The news, exclusively revealed by the specialized portal Arecoa on Sunday, comes ahead of the deadline set by the Trump administration for June 5 for foreign companies to sever their business ties with GAESA (Grupo de Administración Empresarial S.A.), the Cuban military conglomerate that controls a significant portion of the island's tourism infrastructure through its subsidiary Gaviota.
Executive Order 14404, signed by Trump on May 1, 2026, established secondary sanctions for foreign companies that engage in business relationships with GAESA and its subsidiaries, setting that date as the deadline for divestment.
Aston's departure adds to an unprecedented exodus in the international hotel sector in Cuba, all within just 72 hours.
The Canadian Blue Diamond Resorts, the second largest hotel chain by number of rooms on the island after Meliá, confirmed the cessation of its operations "effective immediately" as of May 30, leaving behind 62 hotels and more than 12,900 rooms under brands such as Royalton, Memories, Starfish, Mystique, and Resonance.
"From this date forward, future reservations, inquiries, and arrangements will be managed directly by the respective hotel owners and/or the relevant local operating entities," stated the company in a press release cited by the wholesale operator Sudameria Travel.
Iberostar confirmed that it ceased operations at 12 of its 18 hotels in Cuba since June 1, all linked to Gaviota/GAESA, labeling the situation on the island as "critical and complex" and describing the measure as "a process of adapting to the international regulatory environment."

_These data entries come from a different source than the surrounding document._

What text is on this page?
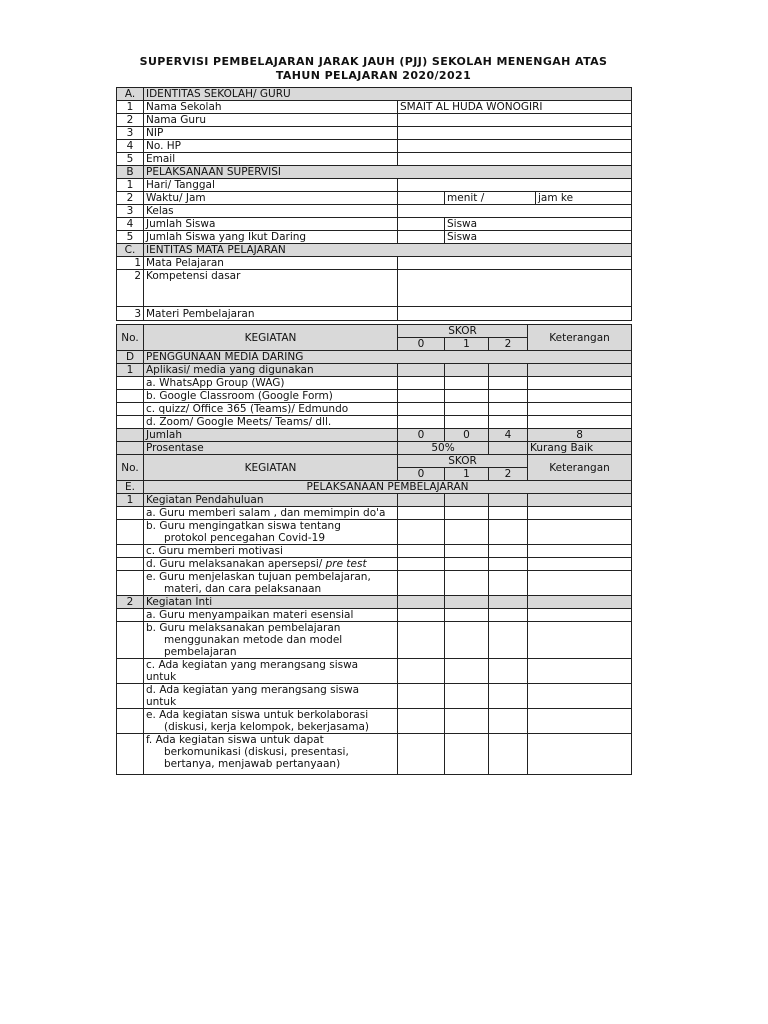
SUPERVISI PEMBELAJARAN JARAK JAUH (PJJ) SEKOLAH MENENGAH ATAS
TAHUN PELAJARAN 2020/2021
A.	IDENTITAS SEKOLAH/ GURU			
1	Nama Sekolah	SMAIT AL HUDA WONOGIRI		
2	Nama Guru			
3	NIP			
4	No. HP			
5	Email			
B	PELAKSANAAN SUPERVISI			
1	Hari/ Tanggal			
2	Waktu/ Jam		menit /	jam ke
3	Kelas			
4	Jumlah Siswa		Siswa	
5	Jumlah Siswa yang Ikut Daring		Siswa	
C.	IENTITAS MATA PELAJARAN			
1	Mata Pelajaran			
2	Kompetensi dasar			
3	Materi Pembelajaran			
No.	KEGIATAN	SKOR			Keterangan
		0	1	2	
D	PENGGUNAAN MEDIA DARING				
1	Aplikasi/ media yang digunakan				
	a. WhatsApp Group (WAG)				
	b. Google Classroom (Google Form)				
	c. quizz/ Office 365 (Teams)/ Edmundo				
	d. Zoom/ Google Meets/ Teams/ dll.				
	Jumlah	0	0	4	8
	Prosentase	50%			Kurang Baik
No.	KEGIATAN	SKOR			Keterangan
		0	1	2	
E.	PELAKSANAAN PEMBELAJARAN				
1	Kegiatan Pendahuluan				
	a. Guru memberi salam , dan memimpin do'a				
	b. Guru mengingatkan siswa tentang
protokol pencegahan Covid-19				

	c. Guru memberi motivasi				
	d. Guru melaksanakan apersepsi/ pre test				
	e. Guru menjelaskan tujuan pembelajaran,
materi, dan cara pelaksanaan				

2	Kegiatan Inti				
	a. Guru menyampaikan materi esensial				
	b. Guru melaksanakan pembelajaran
menggunakan metode dan model
pembelajaran				

	c. Ada kegiatan yang merangsang siswa
untuk				
	d. Ada kegiatan yang merangsang siswa
untuk				
	e. Ada kegiatan siswa untuk berkolaborasi
(diskusi, kerja kelompok, bekerjasama)				

	f. Ada kegiatan siswa untuk dapat
berkomunikasi (diskusi, presentasi,
bertanya, menjawab pertanyaan)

Among the hotels that Iberostar is leaving is the Selection La Habana, the tallest hotel building in Cuba with 42 floors, inaugurated in March 2025 with an investment of 200 million dollars.
The U.S. State Department described GAESA as "the core of Cuba's kleptocratic communist system" and accused it of diverting up to $20 billion in illicit assets to hidden bank accounts abroad.
The regime responded with an article in the official newspaper Granma titled "Cuba, the GAE and the United States: Anatomy of a State Calumny," without mentioning the June 5 deadline or providing audit figures regarding GAESA.
Cuban tourism was already in free fall before this exodus. In March 2026, the island received only 35,561 visitors, and the sector has experienced a 55% decline in the first months of the year compared to the previous period, with an estimated impact of 300,000 workers without stable employment.
Meliá Hotels International, the chain with the largest presence in Cuba, with approximately 35 hotels and around 14,000 rooms—14% of its global portfolio—is now the major foreign chain yet to announce its future in the island, after reporting losses of four million euros in its Cuban operations in 2024 and an average occupancy rate of 34.1% in the first quarter of 2026.